Blomqvist P, Wieloch T
J Cereb Blood Flow Metab. 1985 Sep;5(3):420-31. doi: 10.1038/jcbfm.1985.57.
A model is described in which transient complete cerebral ischemia is induced in rats by intracardiac injection of potassium chloride. The animals were intubated and mechanically ventilated with a nitrous oxide/oxygen (70:30) mixture. Cardiac arrest was achieved following a brief period of ventricular fibrillation. After 5-6 min, the circulation was restored by cardiopulmonary resuscitation and partial exchange transfusion. Local CBF (LCBF) during ischemia and cardiac resuscitation was studied by injection of [14C]iodoantipyrine into the right auricle at various periods during cardiac arrest, and was subsequently analyzed by autoradiography. No radioactive tracer could be visualized in any brain structure, demonstrating the absence of CBF during the cardiac standstill. LCBF was also studied at 5 min and 6.5 h after cardiac resuscitation. Five minutes of recirculation showed an increase in blood flow in all brain structures studied, ranging between 130 and 400% of control values. After 6.5 h of recirculation, the CBF was decreased in 13 of 24 brain structures by 20-50%, concomitantly with the depressed rate of glucose utilization found in 15 brain structures. The neocortical, hippocampal, and striatal concentrations of labile phosphates, lactate, pyruvate, phosphocreatine, glucose, and glycogen were measured 5 min after cardiac arrest. Extensive energy failure and elevation of lactate levels were observed and were similar to earlier reported values. One week following recovery from the ischemic insult, the animals were perfusion-fixed with formaldehyde. The brains were embedded in paraffin, subserially sectioned, and stained with cresyl violet/acid fuchsin. Histopathological changes were assessed by light microscopy as the number of acidophilic or pyknotic neurons. Morphological changes were observed in the hilus of the dentate gyrus, the hippocampal CA1 and subicular regions, the dorsal and lateral septum, the olfactory tubercle, the primary olfactory cortex, the entorhinal cortex, the amygdaloid nuclei, and the reticular nucleus of the thalamus. The distribution of the morphological changes suggests a transsynaptic mechanism, causing neuronal necrosis primarily in the limbic brain areas.

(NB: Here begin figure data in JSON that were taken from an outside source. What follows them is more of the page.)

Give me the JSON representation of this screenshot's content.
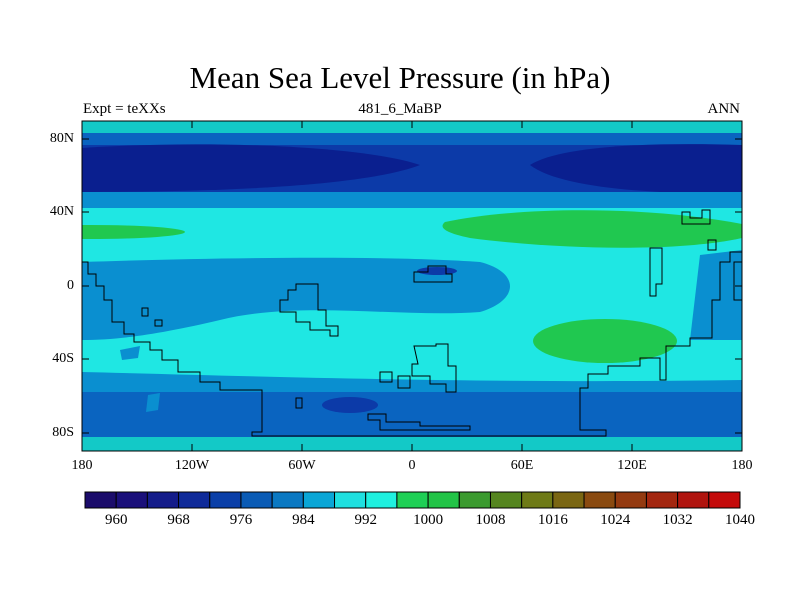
{
  "title": "Mean Sea Level Pressure (in hPa)",
  "subtitle_left": "Expt = teXXs",
  "subtitle_center": "481_6_MaBP",
  "subtitle_right": "ANN",
  "y_ticks": [
    "80N",
    "40N",
    "0",
    "40S",
    "80S"
  ],
  "x_ticks": [
    "180",
    "120W",
    "60W",
    "0",
    "60E",
    "120E",
    "180"
  ],
  "colorbar": {
    "labels": [
      "960",
      "968",
      "976",
      "984",
      "992",
      "1000",
      "1008",
      "1016",
      "1024",
      "1032",
      "1040"
    ],
    "colors": [
      "#1b0c6b",
      "#1a0f7a",
      "#141c8a",
      "#0f2a99",
      "#0a3fa8",
      "#0a5bb5",
      "#0a78c2",
      "#0aa6d6",
      "#1fe0e0",
      "#1ff0df",
      "#1fcf55",
      "#22c447",
      "#3b9a2f",
      "#55851f",
      "#6e7a17",
      "#7a6612",
      "#8a4a10",
      "#943a10",
      "#a3260f",
      "#b0140e",
      "#c40a0a"
    ]
  },
  "colors": {
    "deep": "#0a1f8f",
    "darkblue": "#0c3aa8",
    "blue": "#0a64c0",
    "lightblue": "#0a8fd0",
    "cyan": "#1fe7e3",
    "green": "#20c850",
    "aqua_top": "#13c9c7"
  }
}
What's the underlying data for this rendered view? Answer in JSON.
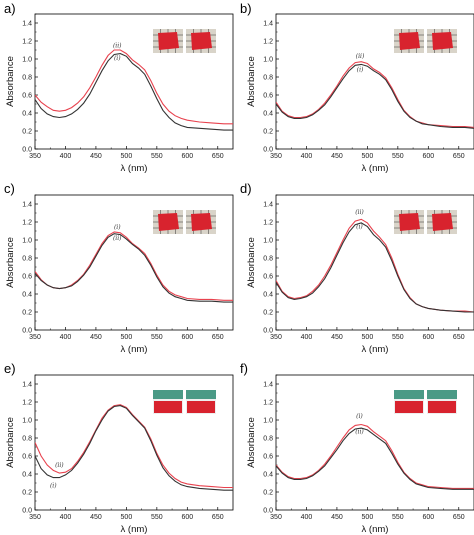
{
  "chart_data": [
    {
      "panel": "a)",
      "type": "line",
      "xlabel": "λ (nm)",
      "ylabel": "Absorbance",
      "xlim": [
        350,
        675
      ],
      "ylim": [
        0,
        1.5
      ],
      "xticks": [
        "350",
        "400",
        "450",
        "500",
        "550",
        "600",
        "650"
      ],
      "yticks": [
        "0.0",
        "0.2",
        "0.4",
        "0.6",
        "0.8",
        "1.0",
        "1.2",
        "1.4"
      ],
      "grid": false,
      "annotations": [
        {
          "text": "(ii)",
          "x": 485,
          "y": 1.13
        },
        {
          "text": "(i)",
          "x": 485,
          "y": 0.99
        }
      ],
      "inset": "photos",
      "series": [
        {
          "color": "#e8424e",
          "x": [
            350,
            360,
            370,
            380,
            390,
            400,
            410,
            420,
            430,
            440,
            450,
            460,
            470,
            480,
            490,
            500,
            510,
            520,
            530,
            540,
            550,
            560,
            570,
            580,
            590,
            600,
            620,
            640,
            660,
            675
          ],
          "y": [
            0.6,
            0.52,
            0.47,
            0.43,
            0.42,
            0.43,
            0.46,
            0.51,
            0.58,
            0.68,
            0.8,
            0.93,
            1.04,
            1.1,
            1.1,
            1.06,
            0.99,
            0.94,
            0.88,
            0.76,
            0.62,
            0.5,
            0.42,
            0.37,
            0.34,
            0.32,
            0.3,
            0.29,
            0.28,
            0.28
          ]
        },
        {
          "color": "#333333",
          "x": [
            350,
            360,
            370,
            380,
            390,
            400,
            410,
            420,
            430,
            440,
            450,
            460,
            470,
            480,
            490,
            500,
            510,
            520,
            530,
            540,
            550,
            560,
            570,
            580,
            590,
            600,
            620,
            640,
            660,
            675
          ],
          "y": [
            0.55,
            0.45,
            0.39,
            0.36,
            0.35,
            0.36,
            0.39,
            0.44,
            0.51,
            0.61,
            0.74,
            0.87,
            0.98,
            1.05,
            1.06,
            1.03,
            0.95,
            0.9,
            0.83,
            0.7,
            0.56,
            0.43,
            0.35,
            0.29,
            0.26,
            0.24,
            0.23,
            0.22,
            0.21,
            0.21
          ]
        }
      ]
    },
    {
      "panel": "b)",
      "type": "line",
      "xlabel": "λ (nm)",
      "ylabel": "Absorbance",
      "xlim": [
        350,
        675
      ],
      "ylim": [
        0,
        1.5
      ],
      "xticks": [
        "350",
        "400",
        "450",
        "500",
        "550",
        "600",
        "650"
      ],
      "yticks": [
        "0.0",
        "0.2",
        "0.4",
        "0.6",
        "0.8",
        "1.0",
        "1.2",
        "1.4"
      ],
      "grid": false,
      "annotations": [
        {
          "text": "(ii)",
          "x": 488,
          "y": 1.01
        },
        {
          "text": "(i)",
          "x": 488,
          "y": 0.86
        }
      ],
      "inset": "photos",
      "series": [
        {
          "color": "#e8424e",
          "x": [
            350,
            360,
            370,
            380,
            390,
            400,
            410,
            420,
            430,
            440,
            450,
            460,
            470,
            480,
            490,
            500,
            510,
            520,
            530,
            540,
            550,
            560,
            570,
            580,
            590,
            600,
            620,
            640,
            660,
            675
          ],
          "y": [
            0.52,
            0.42,
            0.37,
            0.35,
            0.35,
            0.36,
            0.39,
            0.44,
            0.51,
            0.6,
            0.7,
            0.81,
            0.9,
            0.96,
            0.97,
            0.95,
            0.89,
            0.85,
            0.79,
            0.68,
            0.55,
            0.43,
            0.36,
            0.31,
            0.29,
            0.27,
            0.26,
            0.25,
            0.25,
            0.24
          ]
        },
        {
          "color": "#333333",
          "x": [
            350,
            360,
            370,
            380,
            390,
            400,
            410,
            420,
            430,
            440,
            450,
            460,
            470,
            480,
            490,
            500,
            510,
            520,
            530,
            540,
            550,
            560,
            570,
            580,
            590,
            600,
            620,
            640,
            660,
            675
          ],
          "y": [
            0.5,
            0.41,
            0.36,
            0.34,
            0.34,
            0.35,
            0.38,
            0.43,
            0.49,
            0.58,
            0.68,
            0.78,
            0.87,
            0.93,
            0.94,
            0.92,
            0.87,
            0.83,
            0.77,
            0.66,
            0.53,
            0.42,
            0.35,
            0.31,
            0.28,
            0.27,
            0.25,
            0.24,
            0.24,
            0.23
          ]
        }
      ]
    },
    {
      "panel": "c)",
      "type": "line",
      "xlabel": "λ (nm)",
      "ylabel": "Absorbance",
      "xlim": [
        350,
        675
      ],
      "ylim": [
        0,
        1.5
      ],
      "xticks": [
        "350",
        "400",
        "450",
        "500",
        "550",
        "600",
        "650"
      ],
      "yticks": [
        "0.0",
        "0.2",
        "0.4",
        "0.6",
        "0.8",
        "1.0",
        "1.2",
        "1.4"
      ],
      "grid": false,
      "annotations": [
        {
          "text": "(i)",
          "x": 485,
          "y": 1.12
        },
        {
          "text": "(ii)",
          "x": 485,
          "y": 1.0
        }
      ],
      "inset": "photos",
      "series": [
        {
          "color": "#e8424e",
          "x": [
            350,
            360,
            370,
            380,
            390,
            400,
            410,
            420,
            430,
            440,
            450,
            460,
            470,
            480,
            490,
            500,
            510,
            520,
            530,
            540,
            550,
            560,
            570,
            580,
            590,
            600,
            620,
            640,
            660,
            675
          ],
          "y": [
            0.65,
            0.56,
            0.5,
            0.47,
            0.46,
            0.47,
            0.5,
            0.55,
            0.62,
            0.72,
            0.84,
            0.96,
            1.05,
            1.09,
            1.08,
            1.03,
            0.96,
            0.91,
            0.85,
            0.74,
            0.61,
            0.5,
            0.43,
            0.39,
            0.37,
            0.35,
            0.34,
            0.34,
            0.33,
            0.33
          ]
        },
        {
          "color": "#333333",
          "x": [
            350,
            360,
            370,
            380,
            390,
            400,
            410,
            420,
            430,
            440,
            450,
            460,
            470,
            480,
            490,
            500,
            510,
            520,
            530,
            540,
            550,
            560,
            570,
            580,
            590,
            600,
            620,
            640,
            660,
            675
          ],
          "y": [
            0.63,
            0.55,
            0.5,
            0.47,
            0.46,
            0.47,
            0.49,
            0.54,
            0.61,
            0.7,
            0.82,
            0.94,
            1.03,
            1.07,
            1.06,
            1.01,
            0.95,
            0.9,
            0.83,
            0.72,
            0.59,
            0.48,
            0.41,
            0.37,
            0.35,
            0.33,
            0.32,
            0.32,
            0.31,
            0.31
          ]
        }
      ]
    },
    {
      "panel": "d)",
      "type": "line",
      "xlabel": "λ (nm)",
      "ylabel": "Absorbance",
      "xlim": [
        350,
        675
      ],
      "ylim": [
        0,
        1.5
      ],
      "xticks": [
        "350",
        "400",
        "450",
        "500",
        "550",
        "600",
        "650"
      ],
      "yticks": [
        "0.0",
        "0.2",
        "0.4",
        "0.6",
        "0.8",
        "1.0",
        "1.2",
        "1.4"
      ],
      "grid": false,
      "annotations": [
        {
          "text": "(ii)",
          "x": 487,
          "y": 1.29
        },
        {
          "text": "(i)",
          "x": 487,
          "y": 1.13
        }
      ],
      "inset": "photos",
      "series": [
        {
          "color": "#e8424e",
          "x": [
            350,
            360,
            370,
            380,
            390,
            400,
            410,
            420,
            430,
            440,
            450,
            460,
            470,
            480,
            490,
            500,
            510,
            520,
            530,
            540,
            550,
            560,
            570,
            580,
            590,
            600,
            620,
            640,
            660,
            675
          ],
          "y": [
            0.55,
            0.43,
            0.37,
            0.35,
            0.36,
            0.38,
            0.43,
            0.5,
            0.6,
            0.72,
            0.86,
            1.0,
            1.13,
            1.21,
            1.23,
            1.19,
            1.1,
            1.03,
            0.95,
            0.8,
            0.62,
            0.46,
            0.36,
            0.29,
            0.26,
            0.24,
            0.22,
            0.21,
            0.21,
            0.2
          ]
        },
        {
          "color": "#333333",
          "x": [
            350,
            360,
            370,
            380,
            390,
            400,
            410,
            420,
            430,
            440,
            450,
            460,
            470,
            480,
            490,
            500,
            510,
            520,
            530,
            540,
            550,
            560,
            570,
            580,
            590,
            600,
            620,
            640,
            660,
            675
          ],
          "y": [
            0.53,
            0.42,
            0.36,
            0.34,
            0.35,
            0.37,
            0.41,
            0.48,
            0.57,
            0.69,
            0.83,
            0.97,
            1.09,
            1.17,
            1.19,
            1.15,
            1.06,
            1.0,
            0.92,
            0.77,
            0.6,
            0.45,
            0.35,
            0.29,
            0.26,
            0.24,
            0.22,
            0.21,
            0.2,
            0.2
          ]
        }
      ]
    },
    {
      "panel": "e)",
      "type": "line",
      "xlabel": "λ (nm)",
      "ylabel": "Absorbance",
      "xlim": [
        350,
        675
      ],
      "ylim": [
        0,
        1.5
      ],
      "xticks": [
        "350",
        "400",
        "450",
        "500",
        "550",
        "600",
        "650"
      ],
      "yticks": [
        "0.0",
        "0.2",
        "0.4",
        "0.6",
        "0.8",
        "1.0",
        "1.2",
        "1.4"
      ],
      "grid": false,
      "annotations": [
        {
          "text": "(ii)",
          "x": 390,
          "y": 0.48
        },
        {
          "text": "(i)",
          "x": 380,
          "y": 0.25
        }
      ],
      "inset": "photos",
      "series": [
        {
          "color": "#e8424e",
          "x": [
            350,
            360,
            370,
            380,
            390,
            400,
            410,
            420,
            430,
            440,
            450,
            460,
            470,
            480,
            490,
            500,
            510,
            520,
            530,
            540,
            550,
            560,
            570,
            580,
            590,
            600,
            620,
            640,
            660,
            675
          ],
          "y": [
            0.75,
            0.6,
            0.5,
            0.44,
            0.41,
            0.42,
            0.46,
            0.54,
            0.64,
            0.76,
            0.89,
            1.02,
            1.11,
            1.16,
            1.17,
            1.14,
            1.06,
            0.99,
            0.92,
            0.79,
            0.63,
            0.5,
            0.41,
            0.35,
            0.31,
            0.29,
            0.27,
            0.26,
            0.25,
            0.25
          ]
        },
        {
          "color": "#333333",
          "x": [
            350,
            360,
            370,
            380,
            390,
            400,
            410,
            420,
            430,
            440,
            450,
            460,
            470,
            480,
            490,
            500,
            510,
            520,
            530,
            540,
            550,
            560,
            570,
            580,
            590,
            600,
            620,
            640,
            660,
            675
          ],
          "y": [
            0.6,
            0.46,
            0.39,
            0.36,
            0.36,
            0.39,
            0.44,
            0.52,
            0.62,
            0.74,
            0.88,
            1.0,
            1.1,
            1.15,
            1.16,
            1.13,
            1.05,
            0.98,
            0.91,
            0.77,
            0.61,
            0.47,
            0.38,
            0.32,
            0.28,
            0.26,
            0.24,
            0.23,
            0.22,
            0.22
          ]
        }
      ]
    },
    {
      "panel": "f)",
      "type": "line",
      "xlabel": "λ (nm)",
      "ylabel": "Absorbance",
      "xlim": [
        350,
        675
      ],
      "ylim": [
        0,
        1.5
      ],
      "xticks": [
        "350",
        "400",
        "450",
        "500",
        "550",
        "600",
        "650"
      ],
      "yticks": [
        "0.0",
        "0.2",
        "0.4",
        "0.6",
        "0.8",
        "1.0",
        "1.2",
        "1.4"
      ],
      "grid": false,
      "annotations": [
        {
          "text": "(i)",
          "x": 487,
          "y": 1.02
        },
        {
          "text": "(ii)",
          "x": 487,
          "y": 0.85
        }
      ],
      "inset": "photos",
      "series": [
        {
          "color": "#e8424e",
          "x": [
            350,
            360,
            370,
            380,
            390,
            400,
            410,
            420,
            430,
            440,
            450,
            460,
            470,
            480,
            490,
            500,
            510,
            520,
            530,
            540,
            550,
            560,
            570,
            580,
            590,
            600,
            620,
            640,
            660,
            675
          ],
          "y": [
            0.5,
            0.42,
            0.37,
            0.35,
            0.35,
            0.36,
            0.39,
            0.44,
            0.51,
            0.6,
            0.7,
            0.8,
            0.89,
            0.94,
            0.95,
            0.93,
            0.87,
            0.82,
            0.77,
            0.66,
            0.53,
            0.42,
            0.35,
            0.3,
            0.28,
            0.26,
            0.25,
            0.24,
            0.24,
            0.24
          ]
        },
        {
          "color": "#333333",
          "x": [
            350,
            360,
            370,
            380,
            390,
            400,
            410,
            420,
            430,
            440,
            450,
            460,
            470,
            480,
            490,
            500,
            510,
            520,
            530,
            540,
            550,
            560,
            570,
            580,
            590,
            600,
            620,
            640,
            660,
            675
          ],
          "y": [
            0.49,
            0.41,
            0.36,
            0.34,
            0.34,
            0.35,
            0.38,
            0.43,
            0.49,
            0.58,
            0.67,
            0.77,
            0.85,
            0.9,
            0.91,
            0.89,
            0.84,
            0.79,
            0.74,
            0.63,
            0.51,
            0.41,
            0.34,
            0.29,
            0.27,
            0.25,
            0.24,
            0.23,
            0.23,
            0.23
          ]
        }
      ]
    }
  ],
  "colors": {
    "series_a": "#e8424e",
    "series_b": "#333333",
    "photo_red": "#d8232e",
    "photo_paper_gray": "#d9d4c9",
    "photo_ruler_green": "#4a9a86"
  }
}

本文描述了一种通过心内注射氯化钾在大鼠中诱导短暂性全脑缺血的模型。动物经气管插管,并使用氧化亚氮/氧气(70:30)混合气体进行机械通气。在短暂的心室颤动后实现心脏骤停。5 - 6分钟后,通过心肺复苏和部分交换输血恢复循环。在心脏骤停期间的不同时间段,通过将[14C]碘安替比林注入右心耳来研究缺血和心脏复苏期间的局部脑血流量(LCBF),随后通过放射自显影进行分析。在任何脑结构中均未观察到放射性示踪剂,表明心脏停搏期间不存在脑血流量。还在心脏复苏后5分钟和6.5小时研究了LCBF。再灌注5分钟显示,所有研究的脑结构中的血流量增加,范围为对照值的130%至400%。再灌注6.5小时后,24个脑结构中有13个的脑血流量降低了20%至50%,同时在15个脑结构中发现葡萄糖利用率降低。在心脏骤停5分钟后测量了不稳定磷酸盐、乳酸、丙酮酸磷酸肌酸、葡萄糖和糖原的新皮质、海马和纹状体浓度。观察到广泛的能量衰竭和乳酸水平升高,且与先前报道的值相似。缺血性损伤恢复一周后,用甲醛对动物进行灌注固定。将大脑嵌入石蜡中,连续切片,并用甲酚紫/酸性品红染色。通过光学显微镜评估组织病理学变化,以嗜酸性或固缩神经元的数量作为指标。在齿状回的hilus、海马CA1和下托区域、背侧和外侧隔区、嗅结节、初级嗅皮质、内嗅皮质、杏仁核和丘脑网状核中观察到形态学变化。形态学变化的分布表明存在一种跨突触机制,主要导致边缘脑区的神经元坏死。